The article noted that while some of the change was related to weather, the data indicated "growth in more intensive farming, potentially at least more small-scale." But whether these trends persist over the long term is unclear.

Maize plantings and production this season are expected to recover, with estimated area in 1999-00 increasing by about 10% from the previous season, to a projected 3.2 million ha. Observers attribute the higher maize area to depressed prices for competing crops, as well as to beneficial rains in December.

For flour mills, the sweeping agricultural and economic reforms have increased competitive pressures, although the modern and already concentrated industry was in a good position to face the challenge. Both the wheat and maize milling sectors have been dominated by no more than 10 large companies, and the changes are encouraging additional restructuring and consolidation.

In 1997, Bokomo and Sasko, two large wheat flour milling companies, merged to form Pioneer Food Group. That company, along with Genfood and Tiger Milling Co., operate some 25 to 30 wheat flour mills in total, while another 15 to 20 individual companies operate single mills. The maize milling industry consists primarily of eight companies, including Genfood and Tiger Milling, operating 40 to 50 mills, with 19 smaller individual company mills.

Most wheat is processed for human consumption. Total use gradually increased in the 1990s, peaking at 2.9 million tonnes in 1997, but has dropped as economic growth has slowed.

Food use of maize has shown an inverse relationship to wheat, on a declining trend through the 1990s until 1997, when consumption increased. Food use has been fairly stable the past two years.
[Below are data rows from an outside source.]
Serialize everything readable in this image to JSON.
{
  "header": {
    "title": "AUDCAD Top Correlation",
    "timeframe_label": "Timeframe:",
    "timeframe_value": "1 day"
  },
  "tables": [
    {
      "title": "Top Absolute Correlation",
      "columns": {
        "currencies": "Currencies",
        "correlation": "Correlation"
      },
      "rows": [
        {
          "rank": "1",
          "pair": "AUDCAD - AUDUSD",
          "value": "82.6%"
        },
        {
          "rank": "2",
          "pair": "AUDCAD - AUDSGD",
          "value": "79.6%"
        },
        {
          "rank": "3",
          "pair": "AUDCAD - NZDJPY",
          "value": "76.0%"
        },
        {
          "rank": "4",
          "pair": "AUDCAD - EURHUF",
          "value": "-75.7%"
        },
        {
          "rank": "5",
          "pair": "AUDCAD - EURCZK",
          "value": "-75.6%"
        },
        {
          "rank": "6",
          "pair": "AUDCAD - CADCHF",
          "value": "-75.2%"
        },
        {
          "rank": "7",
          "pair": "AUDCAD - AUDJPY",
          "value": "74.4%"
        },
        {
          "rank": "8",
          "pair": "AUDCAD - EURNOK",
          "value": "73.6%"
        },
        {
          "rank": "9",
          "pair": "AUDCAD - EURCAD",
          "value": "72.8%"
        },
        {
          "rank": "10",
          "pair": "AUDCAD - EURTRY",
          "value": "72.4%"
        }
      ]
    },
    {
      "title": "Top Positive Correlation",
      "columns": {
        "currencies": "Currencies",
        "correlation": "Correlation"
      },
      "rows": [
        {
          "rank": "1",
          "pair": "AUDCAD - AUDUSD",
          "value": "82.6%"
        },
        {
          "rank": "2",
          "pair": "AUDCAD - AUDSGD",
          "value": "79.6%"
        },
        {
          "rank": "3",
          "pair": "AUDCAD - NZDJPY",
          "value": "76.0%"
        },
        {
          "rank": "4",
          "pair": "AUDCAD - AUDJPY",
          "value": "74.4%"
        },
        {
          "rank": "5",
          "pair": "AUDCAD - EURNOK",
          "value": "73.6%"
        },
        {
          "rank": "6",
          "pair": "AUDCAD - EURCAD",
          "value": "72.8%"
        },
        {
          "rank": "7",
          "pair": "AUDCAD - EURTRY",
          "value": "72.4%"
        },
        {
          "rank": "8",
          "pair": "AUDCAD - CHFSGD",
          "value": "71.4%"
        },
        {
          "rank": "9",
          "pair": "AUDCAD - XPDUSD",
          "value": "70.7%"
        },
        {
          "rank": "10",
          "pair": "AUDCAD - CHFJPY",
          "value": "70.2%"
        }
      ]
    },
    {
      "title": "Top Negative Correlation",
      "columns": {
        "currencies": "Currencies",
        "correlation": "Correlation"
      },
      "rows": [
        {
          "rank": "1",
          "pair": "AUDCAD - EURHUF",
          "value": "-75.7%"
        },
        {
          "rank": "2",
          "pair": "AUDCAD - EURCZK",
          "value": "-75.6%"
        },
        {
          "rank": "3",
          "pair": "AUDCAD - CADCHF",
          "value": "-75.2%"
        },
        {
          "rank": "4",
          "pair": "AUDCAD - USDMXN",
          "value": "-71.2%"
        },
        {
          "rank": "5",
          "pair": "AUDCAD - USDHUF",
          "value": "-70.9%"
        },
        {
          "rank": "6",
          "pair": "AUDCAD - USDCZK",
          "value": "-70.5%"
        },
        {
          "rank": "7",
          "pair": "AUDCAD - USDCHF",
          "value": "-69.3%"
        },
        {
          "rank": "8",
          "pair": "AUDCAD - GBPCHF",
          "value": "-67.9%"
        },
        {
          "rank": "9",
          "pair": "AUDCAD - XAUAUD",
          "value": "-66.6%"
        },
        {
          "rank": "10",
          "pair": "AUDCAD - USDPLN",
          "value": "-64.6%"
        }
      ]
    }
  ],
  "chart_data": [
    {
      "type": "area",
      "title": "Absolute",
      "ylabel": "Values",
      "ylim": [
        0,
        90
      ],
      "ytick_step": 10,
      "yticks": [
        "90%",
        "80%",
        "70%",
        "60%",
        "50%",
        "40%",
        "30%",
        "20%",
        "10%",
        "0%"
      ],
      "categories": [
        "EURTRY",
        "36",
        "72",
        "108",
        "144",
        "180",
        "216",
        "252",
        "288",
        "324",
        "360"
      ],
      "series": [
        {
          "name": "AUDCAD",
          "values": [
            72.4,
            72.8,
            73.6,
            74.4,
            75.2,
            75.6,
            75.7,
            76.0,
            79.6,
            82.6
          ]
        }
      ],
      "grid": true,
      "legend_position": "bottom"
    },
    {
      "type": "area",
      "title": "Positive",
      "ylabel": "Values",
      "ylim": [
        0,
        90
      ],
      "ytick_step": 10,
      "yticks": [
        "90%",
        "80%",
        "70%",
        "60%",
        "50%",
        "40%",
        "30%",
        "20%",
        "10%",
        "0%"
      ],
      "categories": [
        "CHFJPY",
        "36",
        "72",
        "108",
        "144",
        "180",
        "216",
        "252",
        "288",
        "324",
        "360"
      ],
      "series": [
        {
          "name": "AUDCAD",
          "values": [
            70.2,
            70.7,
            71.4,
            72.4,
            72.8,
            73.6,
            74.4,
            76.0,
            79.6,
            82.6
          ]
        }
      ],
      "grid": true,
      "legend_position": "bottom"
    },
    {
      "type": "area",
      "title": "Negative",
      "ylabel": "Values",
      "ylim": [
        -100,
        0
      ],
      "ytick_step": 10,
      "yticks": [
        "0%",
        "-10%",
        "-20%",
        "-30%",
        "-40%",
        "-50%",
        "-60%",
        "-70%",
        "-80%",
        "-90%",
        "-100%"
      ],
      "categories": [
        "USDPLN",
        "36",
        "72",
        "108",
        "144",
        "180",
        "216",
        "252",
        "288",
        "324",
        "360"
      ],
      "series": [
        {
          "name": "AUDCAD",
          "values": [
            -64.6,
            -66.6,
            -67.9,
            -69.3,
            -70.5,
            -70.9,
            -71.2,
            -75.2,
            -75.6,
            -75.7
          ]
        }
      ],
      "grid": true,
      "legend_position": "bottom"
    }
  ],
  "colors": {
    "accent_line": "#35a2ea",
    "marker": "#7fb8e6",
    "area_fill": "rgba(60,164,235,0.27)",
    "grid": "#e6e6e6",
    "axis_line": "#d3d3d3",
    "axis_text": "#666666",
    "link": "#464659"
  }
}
FEED AND LIVESTOCK. An average of about 50% to 55% of total maize use, primarily yellow maize, is for feed, and maize is the primary feed ingredient. After soaring maize prices in 1996, costs have declined. Yet, the industry remains pressured by a number of factors, including tariffs on imported ingredients and a rise in processed meat imports.

Meat processing is South Africa's single largest food sub-sector, accounting for 25% of total food production. As with the grain industry, gathering of necessary information for the feed and meat markets collapsed with the termination of the Meat Board. The South African Meat Industry Co. has been formed to assume the information function, but has not yet established an effective information database, and reliable statistics remain imprecise or unavailable.

TRADE. South Africa's market and agricultural reforms eliminated direct government import controls, replacing them with a tariff system compatible with W.T.O. regulations.

The Board of Tariffs and Trade establishes import tariffs for maize and wheat. The wheat tariff is based on a formula using a moving average of the Argentine Trigo Pan price as reported by the International Grains Council compared with the reference import price.

Until April 1999, the wheat import tariff was set at zero. At that time the Board, reportedly alarmed at the decline in wheat area and concerned about the negative effect of imports, imposed a tariff of U.S.$29 a tonne.

Currently, the duty on imported wheat is about U.S.$44 a tonne. Recent reports from South Africa indicate 1999-00 imports might reach as much as 650,000 tonnes of wheat to meet consumption and quality needs and maintain adequate stocks. Imports in the previous season were about 550,000 tonnes.

For maize, the Board tracks the price of U.S. No. 3 yellow maize to determine tariff levels under a formula similar to wheat. Although South Africa is a maize exporter, some is imported each season, as users on the west coast find it cheaper to import than to haul cross-country from eastern production areas.

In November, the Board raised the tariff to U.S.$25 a tonne following a slide in international prices. After prices increased from those lows in December, the National Association of Maize Millers asked for and subsequently received a reduction to U.S.$15.